Nature, to me, is very much like space. It’s vast, changeable, and it doesn’t hate us. Nor does it love us. More terrifying than both of those possibilities, it gives absolutely no fucks about us. Our living and suffering and dying doesn’t register at all on that scale. Despite how harsh that sounds, it’s not a negative feeling to me. It’s almost akin to a…respect? An excitement?

The feelings I get in nature are the same as those I get from reading an excellent piece of writing that turns my chest inside out. Or listening to music that makes my “self” -everything that makes me, ME – disappear. It’s a feeling that makes me think about connection back through the whole of humanity, a connection to everyone who has ever connected with stories or music or to the overwhelming power of the world that has surrounded us for the entire duration of our history.

But to me, none of those feelings are described in the word “comfort.” I feel adrenaline, an aching hunger in my soul, a feeling that a sense of a cosmic completion is just out of reach.

Language is necessarily imprecise. We use it as shorthand, to hopefully convey the essence of things that we are thinking and feeling and doing. But it falls so short, and we fall so short in our use of it.

Take “I love you.” The words that make your heart beat faster when the person you’re hoping feels the same as you do says them. The words you say to a mother or father or sibling at the end of a phone call. The words that you say to a friend when they hand you a coffee after a long morning at work.

We use those same three words to mean so many things – I desire you sexually. I desire you romantically. I feel a deep connection with you. You are family. You are important to me. I would die for you. I would die without you. I’m grateful for you.

We assume that the listener understands what we mean from context clues, and from past experience. Sometimes they do, sometimes they don’t. But it’s rare that we stop and acknowledge that what we say doesn’t always communicate exactly what we mean.

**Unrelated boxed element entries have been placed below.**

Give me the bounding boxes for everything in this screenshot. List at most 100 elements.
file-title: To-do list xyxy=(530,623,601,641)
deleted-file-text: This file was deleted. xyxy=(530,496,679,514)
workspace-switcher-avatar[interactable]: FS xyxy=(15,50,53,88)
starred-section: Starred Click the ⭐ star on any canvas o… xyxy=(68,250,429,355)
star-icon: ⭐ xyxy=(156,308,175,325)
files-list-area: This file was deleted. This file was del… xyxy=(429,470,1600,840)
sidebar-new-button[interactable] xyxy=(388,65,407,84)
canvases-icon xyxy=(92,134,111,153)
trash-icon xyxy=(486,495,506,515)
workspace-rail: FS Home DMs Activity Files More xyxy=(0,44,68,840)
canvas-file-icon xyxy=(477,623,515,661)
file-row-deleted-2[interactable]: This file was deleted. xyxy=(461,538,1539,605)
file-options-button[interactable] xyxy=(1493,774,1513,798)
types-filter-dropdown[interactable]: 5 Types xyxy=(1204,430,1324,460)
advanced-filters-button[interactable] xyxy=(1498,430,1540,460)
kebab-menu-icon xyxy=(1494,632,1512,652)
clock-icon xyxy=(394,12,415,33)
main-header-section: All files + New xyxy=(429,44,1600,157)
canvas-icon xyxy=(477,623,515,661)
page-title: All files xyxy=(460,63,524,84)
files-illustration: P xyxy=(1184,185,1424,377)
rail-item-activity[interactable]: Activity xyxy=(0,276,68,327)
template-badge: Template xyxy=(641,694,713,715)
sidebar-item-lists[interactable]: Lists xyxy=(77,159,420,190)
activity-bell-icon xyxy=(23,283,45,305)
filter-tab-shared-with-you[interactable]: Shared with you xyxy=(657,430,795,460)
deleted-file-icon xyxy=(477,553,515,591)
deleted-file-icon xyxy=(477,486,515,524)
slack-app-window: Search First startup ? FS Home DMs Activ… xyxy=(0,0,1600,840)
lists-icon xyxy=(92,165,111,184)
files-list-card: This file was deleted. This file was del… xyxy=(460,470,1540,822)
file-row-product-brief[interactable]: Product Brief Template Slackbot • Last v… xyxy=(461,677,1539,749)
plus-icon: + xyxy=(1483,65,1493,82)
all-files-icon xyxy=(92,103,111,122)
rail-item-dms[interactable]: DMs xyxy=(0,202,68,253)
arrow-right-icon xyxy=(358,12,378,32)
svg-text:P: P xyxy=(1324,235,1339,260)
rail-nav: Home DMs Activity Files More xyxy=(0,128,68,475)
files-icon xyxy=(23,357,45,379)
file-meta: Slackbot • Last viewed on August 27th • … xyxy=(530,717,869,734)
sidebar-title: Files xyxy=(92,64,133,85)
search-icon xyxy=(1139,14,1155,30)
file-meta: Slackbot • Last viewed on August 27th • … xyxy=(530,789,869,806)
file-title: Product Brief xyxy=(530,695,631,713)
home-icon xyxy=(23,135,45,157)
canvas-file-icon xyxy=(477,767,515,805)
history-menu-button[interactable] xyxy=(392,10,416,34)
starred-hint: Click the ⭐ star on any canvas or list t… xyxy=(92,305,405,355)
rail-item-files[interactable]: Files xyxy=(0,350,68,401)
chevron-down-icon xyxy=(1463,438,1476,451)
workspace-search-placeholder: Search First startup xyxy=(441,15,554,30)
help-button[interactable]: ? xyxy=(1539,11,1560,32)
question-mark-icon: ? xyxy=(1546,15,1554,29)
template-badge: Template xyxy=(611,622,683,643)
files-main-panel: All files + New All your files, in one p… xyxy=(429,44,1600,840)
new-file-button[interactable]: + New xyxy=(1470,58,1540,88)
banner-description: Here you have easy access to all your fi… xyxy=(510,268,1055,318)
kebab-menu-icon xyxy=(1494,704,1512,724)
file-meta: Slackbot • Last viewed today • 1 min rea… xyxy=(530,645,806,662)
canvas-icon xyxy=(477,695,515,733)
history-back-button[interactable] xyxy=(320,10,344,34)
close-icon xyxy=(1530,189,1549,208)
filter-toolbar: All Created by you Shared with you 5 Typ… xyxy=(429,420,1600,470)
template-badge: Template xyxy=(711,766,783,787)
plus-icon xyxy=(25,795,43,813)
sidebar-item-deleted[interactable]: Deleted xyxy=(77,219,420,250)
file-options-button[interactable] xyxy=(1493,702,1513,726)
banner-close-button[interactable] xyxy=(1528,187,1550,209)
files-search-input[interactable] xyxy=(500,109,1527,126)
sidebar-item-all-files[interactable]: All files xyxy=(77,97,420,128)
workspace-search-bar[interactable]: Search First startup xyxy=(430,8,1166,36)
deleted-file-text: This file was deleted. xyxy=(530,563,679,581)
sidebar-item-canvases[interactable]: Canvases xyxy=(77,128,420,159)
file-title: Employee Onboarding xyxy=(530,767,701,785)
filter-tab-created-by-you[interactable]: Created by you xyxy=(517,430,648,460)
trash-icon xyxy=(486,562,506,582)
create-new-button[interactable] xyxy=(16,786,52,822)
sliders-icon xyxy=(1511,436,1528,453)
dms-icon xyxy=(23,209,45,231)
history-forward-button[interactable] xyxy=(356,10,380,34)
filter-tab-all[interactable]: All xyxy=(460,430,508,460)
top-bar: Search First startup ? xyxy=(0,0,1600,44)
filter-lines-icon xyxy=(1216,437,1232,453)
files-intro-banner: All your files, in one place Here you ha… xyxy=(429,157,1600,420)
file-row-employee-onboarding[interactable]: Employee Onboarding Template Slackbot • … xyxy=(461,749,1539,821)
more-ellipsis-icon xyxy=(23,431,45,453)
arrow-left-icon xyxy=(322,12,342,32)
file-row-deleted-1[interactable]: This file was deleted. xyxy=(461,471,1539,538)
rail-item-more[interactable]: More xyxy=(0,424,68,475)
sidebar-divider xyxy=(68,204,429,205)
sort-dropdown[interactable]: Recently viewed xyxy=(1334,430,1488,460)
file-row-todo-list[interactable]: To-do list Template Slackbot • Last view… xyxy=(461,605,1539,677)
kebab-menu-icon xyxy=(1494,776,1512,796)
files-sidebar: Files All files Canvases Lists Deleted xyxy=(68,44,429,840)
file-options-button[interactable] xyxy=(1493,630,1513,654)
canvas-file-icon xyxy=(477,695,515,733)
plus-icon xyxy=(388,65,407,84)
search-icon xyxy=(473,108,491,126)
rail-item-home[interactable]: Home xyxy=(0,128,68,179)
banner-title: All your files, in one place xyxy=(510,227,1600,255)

I’m thinking about all this because I just drove up the coast to Malibu. I’m working at the annual 7th grade retreat for the next few days. When we got there, the staff asked the teachers to join the introductions, telling the kids where we were from and what our deepest fear is.

I said tsunamis, because I’d just driven up the coast, and because the ocean always has an edge of malevolent possibility in mind. It’s not true that it’s my deepest fear, although it lurks somewhere in my Generalized Anxiety Disorder pantheon. I don’t know if I know what my deepest fear is. Or, to be accurate in my language, I’m not sure I want to think hard enough to find out.

I’m not sure why I’m so obsessed with the meanings within and behind words. Sometimes I wonder if I’m bored by the everyday routine of my life and I get wrapped up in ways to complicate and analyze the hell out of it. Maybe it’s because I often feel like spoken words fall short of what I’m actually trying to get across. Or maybe I just read too many books.